Around the same time, my girlfriend and I separated amicably, yet it didn’t feel like a break-up in the true sense. She was Australian and had been living undocumented with me for three years. There were no fights or fuck-offs but there was silence and anguish. I went to work unhappy and came home worse, sometimes furious and venting. She wanted to go home, and I didn’t blame her one bit. I was left holding my heart in a death-grip. I was unsettled, moving three times in three years. Also, during this time – both of my elderly cats passed away and I turned fifty years old.
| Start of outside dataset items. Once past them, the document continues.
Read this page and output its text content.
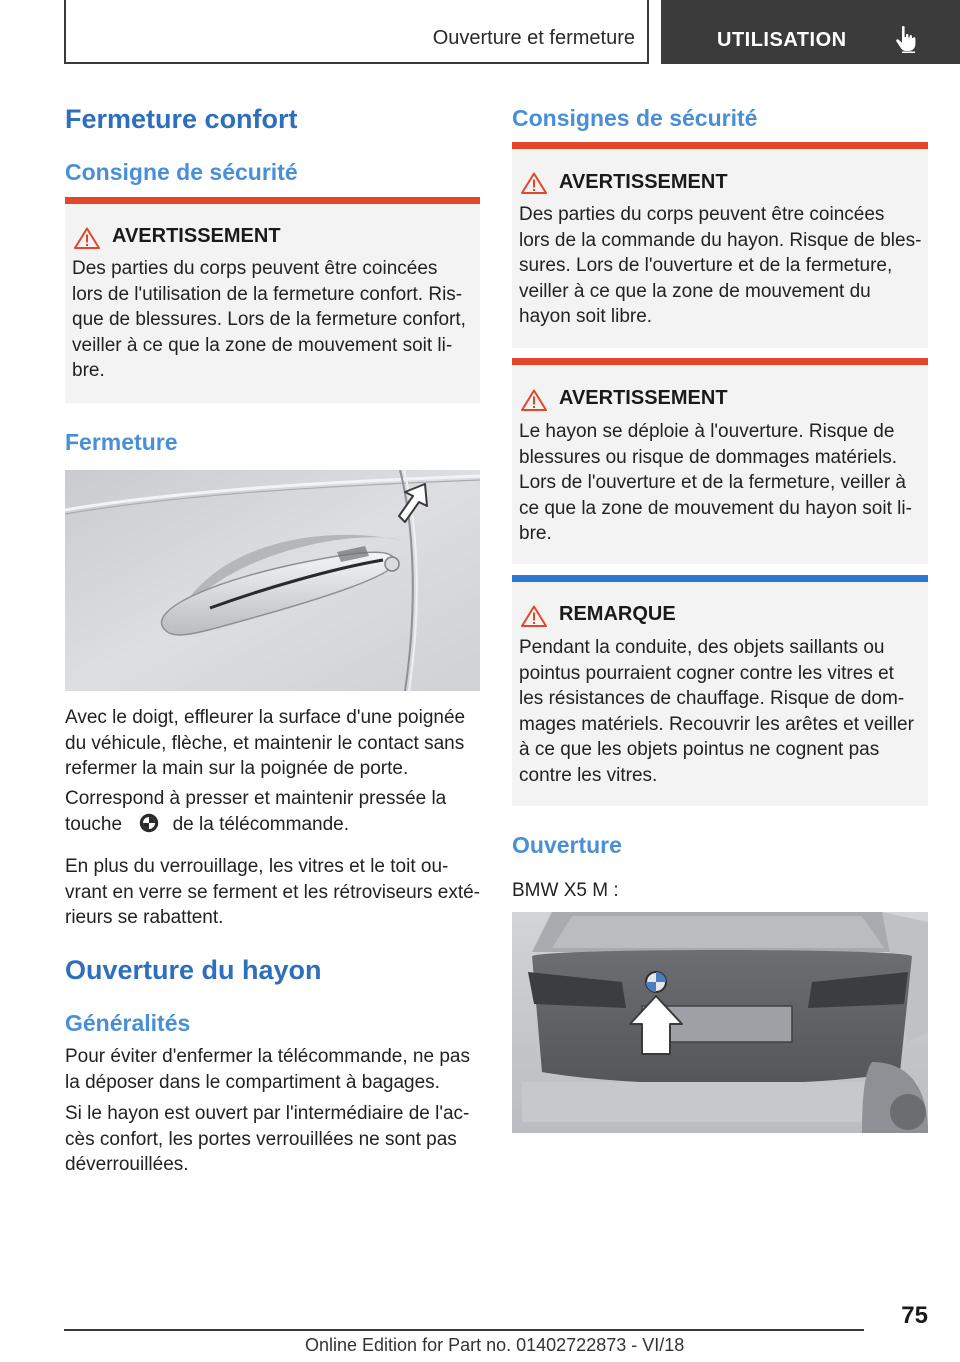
Ouverture et fermeture	UTILISATION
Fermeture confort
Consigne de sécurité
AVERTISSEMENT
Des parties du corps peuvent être coincées
lors de l'utilisation de la fermeture confort. Ris-
que de blessures. Lors de la fermeture confort,
veiller à ce que la zone de mouvement soit li-
bre.
Fermeture
Avec le doigt, effleurer la surface d'une poignée
du véhicule, flèche, et maintenir le contact sans
refermer la main sur la poignée de porte.
Correspond à presser et maintenir pressée la
touche	de la télécommande.
En plus du verrouillage, les vitres et le toit ou-
vrant en verre se ferment et les rétroviseurs exté-
rieurs se rabattent.
Ouverture du hayon
Généralités
Pour éviter d'enfermer la télécommande, ne pas
la déposer dans le compartiment à bagages.
Si le hayon est ouvert par l'intermédiaire de l'ac-
cès confort, les portes verrouillées ne sont pas
déverrouillées.
Consignes de sécurité
AVERTISSEMENT
Des parties du corps peuvent être coincées
lors de la commande du hayon. Risque de bles-
sures. Lors de l'ouverture et de la fermeture,
veiller à ce que la zone de mouvement du
hayon soit libre.
AVERTISSEMENT
Le hayon se déploie à l'ouverture. Risque de
blessures ou risque de dommages matériels.
Lors de l'ouverture et de la fermeture, veiller à
ce que la zone de mouvement du hayon soit li-
bre.
REMARQUE
Pendant la conduite, des objets saillants ou
pointus pourraient cogner contre les vitres et
les résistances de chauffage. Risque de dom-
mages matériels. Recouvrir les arêtes et veiller
à ce que les objets pointus ne cognent pas
contre les vitres.
Ouverture
BMW X5 M :
75
Online Edition for Part no. 01402722873 - VI/18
I had never felt so abandoned, unwanted, and unloved; and I no longer had the option of throwing myself into my work, because I wanted to quit. This quote often comes to mind, “If misery loves company, why am I alone?” It was on a plaque hanging in my childhood home(s). Why in the world did we have a picture of a sad hobo-like clown holding a cocktail with that quote – in the bathroom?
Thoughts of suicide began strolling from the back of my mind toward the front. It was around that time I spoke with my mom about her health, multiple falls, memory loss, and obvious need of care. I had nothing to keep me in Denver – I had come to hate my job, my coworkers, the owners. I was still heartbroken, had only a few close friends, and a new cat who took great joy in biting me. I began plotting my move from one miserable situation to another. How much worse could it be? If you’ve been reading this blog for a few years; then you know the answer to that.
** Full Stop ** I’ve been working on this post for a few days and wrote about 5,000 words. I read it, edited, reread it, shared it with a friend… and finally decided to save it for another time.
So, let me wrap this up by saying – I never intended to come back to California once I left. I never wanted to move in with my mother. I definitely never wanted to be her full-time caregiver, especially if she was bedridden, wearing a diaper. I never believed I would genuinely love her. I never expected my heart to shatter when she died last year. And, lastly, I never thought I’d miss her presence as much as I do. To quote Charles Dickens and Justin Bieber, “Never say never.”
What I wouldn’t give to eat blue cake (or fish & chips) with my mother again.